Resolvemos fundar o nosso. Um espaço não comercial, de resistência. Mais um trabalho de militância, voluntário, por suposto. Jaime propôs um jornal; eu, uma revista. O nome eu escolhi (ele queria Bacurau). Dividimos as tarefas. A capa ficou com ele, a linha editorial também.

Correr atrás da grana ficou por minha conta. A paleta de cores, depois de larga prosa, Jaime fechou questão – “nossas cores vão ser o vermelho e o amarelo, porque revista tem que ter cor de luta, cor vibrante” (eu queria verde-floresta). Na paz, acabei enfiando um branco.

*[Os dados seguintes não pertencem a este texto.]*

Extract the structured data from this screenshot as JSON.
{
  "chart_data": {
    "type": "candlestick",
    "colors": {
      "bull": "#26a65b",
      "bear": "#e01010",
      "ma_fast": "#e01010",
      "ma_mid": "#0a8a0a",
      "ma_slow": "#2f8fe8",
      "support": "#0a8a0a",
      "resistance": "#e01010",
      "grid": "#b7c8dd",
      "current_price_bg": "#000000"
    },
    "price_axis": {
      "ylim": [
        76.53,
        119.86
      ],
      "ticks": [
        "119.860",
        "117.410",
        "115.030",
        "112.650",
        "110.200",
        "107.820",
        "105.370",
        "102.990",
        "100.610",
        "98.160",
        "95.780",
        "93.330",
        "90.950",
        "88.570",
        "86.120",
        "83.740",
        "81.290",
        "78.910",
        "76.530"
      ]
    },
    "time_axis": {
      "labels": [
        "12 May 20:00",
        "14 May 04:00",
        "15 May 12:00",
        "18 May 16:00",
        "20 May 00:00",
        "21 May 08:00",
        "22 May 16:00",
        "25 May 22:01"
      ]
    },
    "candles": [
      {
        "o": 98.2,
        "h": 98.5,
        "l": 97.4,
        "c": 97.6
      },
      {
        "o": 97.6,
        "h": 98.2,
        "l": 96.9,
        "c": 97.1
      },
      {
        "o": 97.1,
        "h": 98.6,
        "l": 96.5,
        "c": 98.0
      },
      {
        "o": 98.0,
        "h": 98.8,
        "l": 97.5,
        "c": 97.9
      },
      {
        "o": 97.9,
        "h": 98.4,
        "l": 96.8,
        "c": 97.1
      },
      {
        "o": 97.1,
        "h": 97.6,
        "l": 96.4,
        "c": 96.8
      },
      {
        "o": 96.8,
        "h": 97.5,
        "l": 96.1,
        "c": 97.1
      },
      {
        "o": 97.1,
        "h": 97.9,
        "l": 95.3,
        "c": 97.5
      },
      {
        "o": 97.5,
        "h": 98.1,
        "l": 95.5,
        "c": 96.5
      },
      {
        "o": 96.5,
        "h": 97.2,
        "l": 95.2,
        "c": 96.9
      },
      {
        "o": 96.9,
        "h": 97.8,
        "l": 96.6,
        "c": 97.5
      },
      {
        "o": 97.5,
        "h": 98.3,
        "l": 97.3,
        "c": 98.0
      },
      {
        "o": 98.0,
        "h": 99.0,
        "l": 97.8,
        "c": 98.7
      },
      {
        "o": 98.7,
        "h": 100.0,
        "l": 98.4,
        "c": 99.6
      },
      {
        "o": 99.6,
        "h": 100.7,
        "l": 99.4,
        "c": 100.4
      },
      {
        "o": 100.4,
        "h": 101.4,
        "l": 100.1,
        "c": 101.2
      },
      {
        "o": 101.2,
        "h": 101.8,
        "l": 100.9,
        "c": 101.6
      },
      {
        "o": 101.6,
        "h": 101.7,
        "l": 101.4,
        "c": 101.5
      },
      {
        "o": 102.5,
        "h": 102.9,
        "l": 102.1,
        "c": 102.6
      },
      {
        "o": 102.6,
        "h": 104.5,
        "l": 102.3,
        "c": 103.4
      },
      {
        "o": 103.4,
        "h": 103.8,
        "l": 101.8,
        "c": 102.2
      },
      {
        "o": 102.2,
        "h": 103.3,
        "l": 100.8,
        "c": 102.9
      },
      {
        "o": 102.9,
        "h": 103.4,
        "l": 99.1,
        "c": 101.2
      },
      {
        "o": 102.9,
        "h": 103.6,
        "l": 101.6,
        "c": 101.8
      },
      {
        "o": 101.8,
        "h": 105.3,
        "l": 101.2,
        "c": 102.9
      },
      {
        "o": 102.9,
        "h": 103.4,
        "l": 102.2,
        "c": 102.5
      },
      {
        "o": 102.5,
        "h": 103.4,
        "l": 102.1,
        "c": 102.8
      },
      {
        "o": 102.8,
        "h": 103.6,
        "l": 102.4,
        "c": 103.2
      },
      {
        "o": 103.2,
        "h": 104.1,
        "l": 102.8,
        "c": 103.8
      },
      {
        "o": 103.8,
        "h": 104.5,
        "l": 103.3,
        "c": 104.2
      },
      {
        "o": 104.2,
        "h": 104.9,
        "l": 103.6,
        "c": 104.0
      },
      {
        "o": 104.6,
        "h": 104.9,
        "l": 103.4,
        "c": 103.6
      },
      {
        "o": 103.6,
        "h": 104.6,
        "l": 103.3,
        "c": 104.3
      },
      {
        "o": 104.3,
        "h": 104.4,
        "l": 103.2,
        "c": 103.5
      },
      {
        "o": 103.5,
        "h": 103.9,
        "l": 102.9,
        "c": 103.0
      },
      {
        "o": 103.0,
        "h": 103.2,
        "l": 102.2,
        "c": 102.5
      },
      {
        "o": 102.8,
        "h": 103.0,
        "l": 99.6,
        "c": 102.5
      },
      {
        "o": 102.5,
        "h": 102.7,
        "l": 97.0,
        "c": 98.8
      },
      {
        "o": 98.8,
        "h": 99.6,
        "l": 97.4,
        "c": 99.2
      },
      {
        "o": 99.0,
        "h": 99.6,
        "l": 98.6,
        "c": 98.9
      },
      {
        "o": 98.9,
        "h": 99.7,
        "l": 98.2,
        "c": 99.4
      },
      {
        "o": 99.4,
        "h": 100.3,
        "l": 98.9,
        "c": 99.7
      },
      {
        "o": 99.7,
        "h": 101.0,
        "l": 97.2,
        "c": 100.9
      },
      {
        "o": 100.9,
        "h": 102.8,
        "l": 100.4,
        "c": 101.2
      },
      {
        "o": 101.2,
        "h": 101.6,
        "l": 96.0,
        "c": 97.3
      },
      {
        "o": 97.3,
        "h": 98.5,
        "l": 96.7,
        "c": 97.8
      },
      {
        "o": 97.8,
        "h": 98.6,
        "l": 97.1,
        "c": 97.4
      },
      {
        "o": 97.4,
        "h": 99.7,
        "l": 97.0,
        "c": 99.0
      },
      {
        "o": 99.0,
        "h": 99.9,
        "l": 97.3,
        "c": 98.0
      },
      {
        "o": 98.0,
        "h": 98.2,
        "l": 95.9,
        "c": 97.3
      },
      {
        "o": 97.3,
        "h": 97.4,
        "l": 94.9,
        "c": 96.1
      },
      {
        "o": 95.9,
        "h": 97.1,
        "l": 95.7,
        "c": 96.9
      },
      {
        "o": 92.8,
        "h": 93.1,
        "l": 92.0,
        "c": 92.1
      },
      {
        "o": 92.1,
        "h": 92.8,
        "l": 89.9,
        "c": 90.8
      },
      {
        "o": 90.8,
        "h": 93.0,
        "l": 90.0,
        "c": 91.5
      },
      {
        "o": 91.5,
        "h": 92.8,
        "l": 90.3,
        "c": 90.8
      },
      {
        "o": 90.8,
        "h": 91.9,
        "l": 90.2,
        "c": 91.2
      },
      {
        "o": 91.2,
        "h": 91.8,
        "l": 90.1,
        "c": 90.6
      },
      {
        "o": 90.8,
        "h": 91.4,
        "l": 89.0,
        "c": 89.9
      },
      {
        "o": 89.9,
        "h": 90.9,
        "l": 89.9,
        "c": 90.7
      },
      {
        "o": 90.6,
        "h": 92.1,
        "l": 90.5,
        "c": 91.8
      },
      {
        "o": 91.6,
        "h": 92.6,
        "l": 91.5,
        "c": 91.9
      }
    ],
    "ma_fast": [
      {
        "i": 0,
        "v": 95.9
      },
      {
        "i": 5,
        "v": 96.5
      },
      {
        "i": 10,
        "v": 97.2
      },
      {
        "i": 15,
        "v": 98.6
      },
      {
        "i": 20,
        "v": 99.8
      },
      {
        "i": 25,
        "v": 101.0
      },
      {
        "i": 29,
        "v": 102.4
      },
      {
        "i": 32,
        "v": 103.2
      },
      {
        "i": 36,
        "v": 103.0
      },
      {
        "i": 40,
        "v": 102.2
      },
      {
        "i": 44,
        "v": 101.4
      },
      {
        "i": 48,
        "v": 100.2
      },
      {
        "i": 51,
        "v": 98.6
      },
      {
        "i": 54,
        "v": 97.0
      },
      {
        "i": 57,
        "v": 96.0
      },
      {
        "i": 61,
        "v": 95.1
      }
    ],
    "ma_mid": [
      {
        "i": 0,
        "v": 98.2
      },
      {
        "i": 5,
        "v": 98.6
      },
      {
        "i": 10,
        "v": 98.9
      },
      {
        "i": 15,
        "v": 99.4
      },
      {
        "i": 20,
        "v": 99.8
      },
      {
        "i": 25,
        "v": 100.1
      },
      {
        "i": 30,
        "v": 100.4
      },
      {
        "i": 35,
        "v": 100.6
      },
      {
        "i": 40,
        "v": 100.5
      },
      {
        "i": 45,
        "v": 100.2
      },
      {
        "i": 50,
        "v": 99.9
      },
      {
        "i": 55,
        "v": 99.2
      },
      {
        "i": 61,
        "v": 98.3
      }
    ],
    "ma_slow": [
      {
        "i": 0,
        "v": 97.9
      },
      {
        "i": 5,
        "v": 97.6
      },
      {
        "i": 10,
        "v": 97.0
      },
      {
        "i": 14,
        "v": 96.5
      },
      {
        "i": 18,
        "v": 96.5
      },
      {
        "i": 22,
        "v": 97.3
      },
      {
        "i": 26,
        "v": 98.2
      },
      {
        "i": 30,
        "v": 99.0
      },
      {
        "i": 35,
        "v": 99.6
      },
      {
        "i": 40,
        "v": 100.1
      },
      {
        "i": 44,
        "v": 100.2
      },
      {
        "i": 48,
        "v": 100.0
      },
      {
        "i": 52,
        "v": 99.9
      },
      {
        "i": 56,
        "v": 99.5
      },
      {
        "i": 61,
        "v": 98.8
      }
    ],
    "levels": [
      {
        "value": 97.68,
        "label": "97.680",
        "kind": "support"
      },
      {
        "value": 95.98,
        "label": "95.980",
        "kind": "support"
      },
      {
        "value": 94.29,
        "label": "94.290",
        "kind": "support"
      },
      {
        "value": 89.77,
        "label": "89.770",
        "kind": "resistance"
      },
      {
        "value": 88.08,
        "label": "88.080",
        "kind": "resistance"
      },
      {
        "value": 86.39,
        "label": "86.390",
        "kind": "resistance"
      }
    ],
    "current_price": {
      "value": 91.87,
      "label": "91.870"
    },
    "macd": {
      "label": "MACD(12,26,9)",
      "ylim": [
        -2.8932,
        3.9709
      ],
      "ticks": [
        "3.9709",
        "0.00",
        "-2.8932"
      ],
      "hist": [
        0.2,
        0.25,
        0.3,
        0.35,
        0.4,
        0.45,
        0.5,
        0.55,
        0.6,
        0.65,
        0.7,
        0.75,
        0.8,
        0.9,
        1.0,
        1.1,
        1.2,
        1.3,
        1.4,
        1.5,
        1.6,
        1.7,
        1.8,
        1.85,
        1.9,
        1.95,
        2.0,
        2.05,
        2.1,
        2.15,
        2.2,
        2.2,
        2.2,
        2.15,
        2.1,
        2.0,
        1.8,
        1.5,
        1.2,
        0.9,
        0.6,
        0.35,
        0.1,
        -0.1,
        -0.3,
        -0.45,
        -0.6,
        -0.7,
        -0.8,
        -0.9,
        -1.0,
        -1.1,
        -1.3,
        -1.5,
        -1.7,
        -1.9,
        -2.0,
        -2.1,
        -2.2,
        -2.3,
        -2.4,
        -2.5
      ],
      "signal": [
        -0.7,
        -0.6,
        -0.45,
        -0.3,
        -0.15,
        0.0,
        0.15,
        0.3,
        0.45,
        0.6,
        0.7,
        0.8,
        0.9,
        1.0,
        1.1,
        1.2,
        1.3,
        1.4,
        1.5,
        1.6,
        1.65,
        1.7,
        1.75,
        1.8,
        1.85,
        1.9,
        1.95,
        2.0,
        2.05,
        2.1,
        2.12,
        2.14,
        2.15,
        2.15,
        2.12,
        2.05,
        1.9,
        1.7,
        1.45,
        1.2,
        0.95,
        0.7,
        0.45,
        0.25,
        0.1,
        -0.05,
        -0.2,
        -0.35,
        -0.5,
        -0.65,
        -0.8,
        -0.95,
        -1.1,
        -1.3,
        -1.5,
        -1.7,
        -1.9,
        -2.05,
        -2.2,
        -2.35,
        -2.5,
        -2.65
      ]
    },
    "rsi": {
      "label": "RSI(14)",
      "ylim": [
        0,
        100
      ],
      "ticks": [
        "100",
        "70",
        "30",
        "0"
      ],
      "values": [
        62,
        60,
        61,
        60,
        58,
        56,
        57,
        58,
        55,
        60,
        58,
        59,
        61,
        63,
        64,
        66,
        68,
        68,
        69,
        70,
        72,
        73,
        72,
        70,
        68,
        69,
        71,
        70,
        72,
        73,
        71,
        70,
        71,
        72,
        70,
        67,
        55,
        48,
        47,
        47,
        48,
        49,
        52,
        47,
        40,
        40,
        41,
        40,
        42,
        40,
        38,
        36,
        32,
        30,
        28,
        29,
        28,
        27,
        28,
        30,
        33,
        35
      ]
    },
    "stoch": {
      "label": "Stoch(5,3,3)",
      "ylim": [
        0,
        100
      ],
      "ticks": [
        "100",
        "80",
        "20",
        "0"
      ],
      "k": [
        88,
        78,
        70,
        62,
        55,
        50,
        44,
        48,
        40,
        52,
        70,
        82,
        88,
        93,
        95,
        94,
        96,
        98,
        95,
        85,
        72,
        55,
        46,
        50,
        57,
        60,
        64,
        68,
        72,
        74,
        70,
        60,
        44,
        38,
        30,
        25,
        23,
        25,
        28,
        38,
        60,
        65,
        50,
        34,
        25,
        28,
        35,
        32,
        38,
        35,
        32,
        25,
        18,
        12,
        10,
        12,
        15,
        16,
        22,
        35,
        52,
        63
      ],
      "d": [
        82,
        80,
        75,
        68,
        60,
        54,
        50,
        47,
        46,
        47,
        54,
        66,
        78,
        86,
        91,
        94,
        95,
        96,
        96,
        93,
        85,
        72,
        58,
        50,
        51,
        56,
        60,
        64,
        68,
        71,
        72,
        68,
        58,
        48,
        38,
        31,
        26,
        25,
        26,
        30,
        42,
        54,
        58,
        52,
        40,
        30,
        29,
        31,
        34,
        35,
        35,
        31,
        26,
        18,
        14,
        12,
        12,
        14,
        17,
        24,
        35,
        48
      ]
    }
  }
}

Fizemos a primeira edição da Xapuri lá mesmo, na Reserva, em uma noite. Optamos por centrar na pauta socioambiental. Nossa primeira capa foi sobre os povos indígenas isolados do Acre: ‘Isolados, Bravos, Livres: Um Brasil Indígena por Conhecer”. Depois de tudo pronto, Jaime inventou de fazer uma outra boneca, “porque toda revista tem que ter número zero”.

Dessa vez finquei pé, ficamos com a capa indígena. Voltei pra Brasília com a boneca praticamente pronta e com a missão de dar um jeito de imprimir. Nos dias seguintes, o Jaime veio pra Formosa, pra convencer minha irmã Lúcia a revisar a revista, “de grátis”. Com a primeira revista impressa, a próxima tarefa foi montar o Conselho Editorial.

Jaime fez questão de visitar, explicar o projeto e convidar pessoalmente cada conselheiro e cada conselheira (até a doença agravar, nos seus últimos meses de vida, nunca abriu mão dessa tarefa). Daqui rumamos pra Goiânia, para convidar o arqueólogo Altair Sales Barbosa, nosso primeiro conselheiro. “O mais sabido de nóis,” segundo o Jaime.

Trilhamos uma linda jornada. Em 80 meses, Jaime fez questão de decidir, mensalmente, o tema da capa e, quase sempre, escrever ele mesmo. Às vezes, ligava pra falar da ótima ideia que teve, às vezes sumia e, no dia certo, lá vinha o texto pronto, impecável.

Na sexta-feira, 9 de julho, quando preparávamos a Xapuri 81, pela primeira vez em sete anos, ele me pediu para cuidar de tudo. Foi uma conversa triste, ele estava agoniado com os rumos da doença e com a tragédia que o Brasil enfrentava. Não falamos em morte, mas eu sabia que era o fim.

Hoje, cá estamos nós, sem as capas do Jaime, sem as pautas do Jaime, sem o linguajar do Jaime, sem o jaimês da Xapuri, mas na labuta, firmes na resistência. Mês sim, mês sim de novo, como você sonhava, Jaiminho, carcamos porva e, enfim, chegamos à nossa edição número 100. E, depois da Xapuri 100, como era desejo seu, a gente segue esperneando.

Fica tranquilo, camarada, que por aqui tá tudo direitim.